A veces y casi sin esperarlo, uno se
reencuentra con el placer de la lectura. Vale, es cierto que el mero hecho de
leer ya debería conducirnos hasta la dicha. Y es que conforme pasamos páginas y
devoramos párrafos nos adentramos en una historia que, en cierta forma, acaba
convirtiéndose en la nuestra. Así es como, parafraseando a algún francés cuyo
nombre no recuerdo, nos hacemos contemporáneos y hasta compatriotas de todos
esos personajes de la trama. Vamos, que el proceso lector ya es gratificante per sé. O al menos es lo que dice la teoría.
Lo que pasa es que para algunos devorar libros es, ante todo, una necesidad
vital al nivel del respirar, el comer y supongo que el follar. La necesidad
imperiosa de llevarse a la boca algún texto aún en los momentos en los que no
se encuentra estímulo en ello. Enlazando ladrillos y truñacos que no te aportan nada o casi nada.
Lecturas efectuadas con el piloto automático puesto, siempre con la expectativa
de que aquello que venga después será mucho mejor. ¿Hay goce y disfrute ahí?
Pues no lo sé. Unas veces sí, otras no... Y en estas que te topas con cosas tan
maravillosas como la última novela de Philipp Meyer.
Sí, todo este rollo es para introducir
mi última lectura: “El hijo” del mencionado autor neoyorquino. Alguien que,
según parece, fue cocinero antes que fraile, desempeñando toda suerte de
oficios hasta verse publicado. Inmensa novela de resonancias épicas ambientada
en el lejano oeste y que en ocasiones recuerda a la obra del gran Cormac
McCarthy. Una suerte de auge y caída del Imperio Romano-Tejano, con el papel de
los Césares desempeñado por una saga familiar ambiciosa, sacrificada y cruel.

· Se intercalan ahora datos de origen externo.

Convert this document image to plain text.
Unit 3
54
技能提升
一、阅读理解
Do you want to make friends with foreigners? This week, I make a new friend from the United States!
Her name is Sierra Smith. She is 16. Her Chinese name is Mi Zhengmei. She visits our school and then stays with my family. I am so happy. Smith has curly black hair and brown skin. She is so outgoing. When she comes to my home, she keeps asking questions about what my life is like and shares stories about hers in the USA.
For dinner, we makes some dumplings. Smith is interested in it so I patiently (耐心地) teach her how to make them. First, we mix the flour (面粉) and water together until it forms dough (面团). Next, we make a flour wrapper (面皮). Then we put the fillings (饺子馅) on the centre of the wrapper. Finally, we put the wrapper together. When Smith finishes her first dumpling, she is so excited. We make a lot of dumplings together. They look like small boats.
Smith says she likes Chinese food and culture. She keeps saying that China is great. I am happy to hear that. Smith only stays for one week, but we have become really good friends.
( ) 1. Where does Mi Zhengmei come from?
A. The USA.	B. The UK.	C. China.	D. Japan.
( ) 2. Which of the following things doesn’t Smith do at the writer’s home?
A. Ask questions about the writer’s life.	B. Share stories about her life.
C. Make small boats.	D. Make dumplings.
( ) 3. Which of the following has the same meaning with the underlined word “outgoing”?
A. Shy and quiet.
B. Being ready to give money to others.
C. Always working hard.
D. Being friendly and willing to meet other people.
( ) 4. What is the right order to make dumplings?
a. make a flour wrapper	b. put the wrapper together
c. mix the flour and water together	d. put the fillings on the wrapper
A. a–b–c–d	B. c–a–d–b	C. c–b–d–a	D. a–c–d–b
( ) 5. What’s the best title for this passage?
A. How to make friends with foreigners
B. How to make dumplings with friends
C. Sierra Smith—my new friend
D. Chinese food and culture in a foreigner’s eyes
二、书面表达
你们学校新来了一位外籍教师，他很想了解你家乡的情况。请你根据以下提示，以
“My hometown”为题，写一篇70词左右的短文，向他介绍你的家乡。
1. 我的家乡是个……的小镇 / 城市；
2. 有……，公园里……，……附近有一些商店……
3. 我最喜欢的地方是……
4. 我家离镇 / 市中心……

Los McCullough y su historia, que abarca desde la independencia de Texas, allá por el 1836, hasta la actualidad. Hombres y
mujeres hechos a sí mismos.
Corazones indomables capaces de todo,
hasta de levantar un imperio con sus propias manos y defenderlo con los dientes. No tanto
como heroicidad sino como drama. Y es que hacen
lo que hacen porque no saben hacer otra cosa. Es lo que les enseñaron y al final es su único camino en la vida.
La fórmula que emplea Meyer es narrarlo
a través de tres de esos personajes del clan McCullough, pertenecientes a tres generaciones
diferentes. Ellos nos harán de guías por unos
parajes que gotean sangre y, como no, hieden a vaca y más tarde también a petróleo. Los capítulos se van intercalando y
así es como vamos conociendo la historia de Eli aka el Coronel, su vida junto a los
comanches y su posterior desempeño como Ranger que, tras alejarse del conflicto,
devendrá en magnate ganadero. También a Peter, quien carga con el peso
emocional de la interminable campaña de su padre por el poder y que tan alejado
se muestra de las formas y costumbres de este. Por último Jeannie, bisnieta del
Coronel y nieta de Peter, y su denodada lucha por alcanzar el reconocimiento de
una sociedad tremendamente machista en pos de conservar un patrimonio familiar
que va aumentado gracias a las reservas petrolíferas.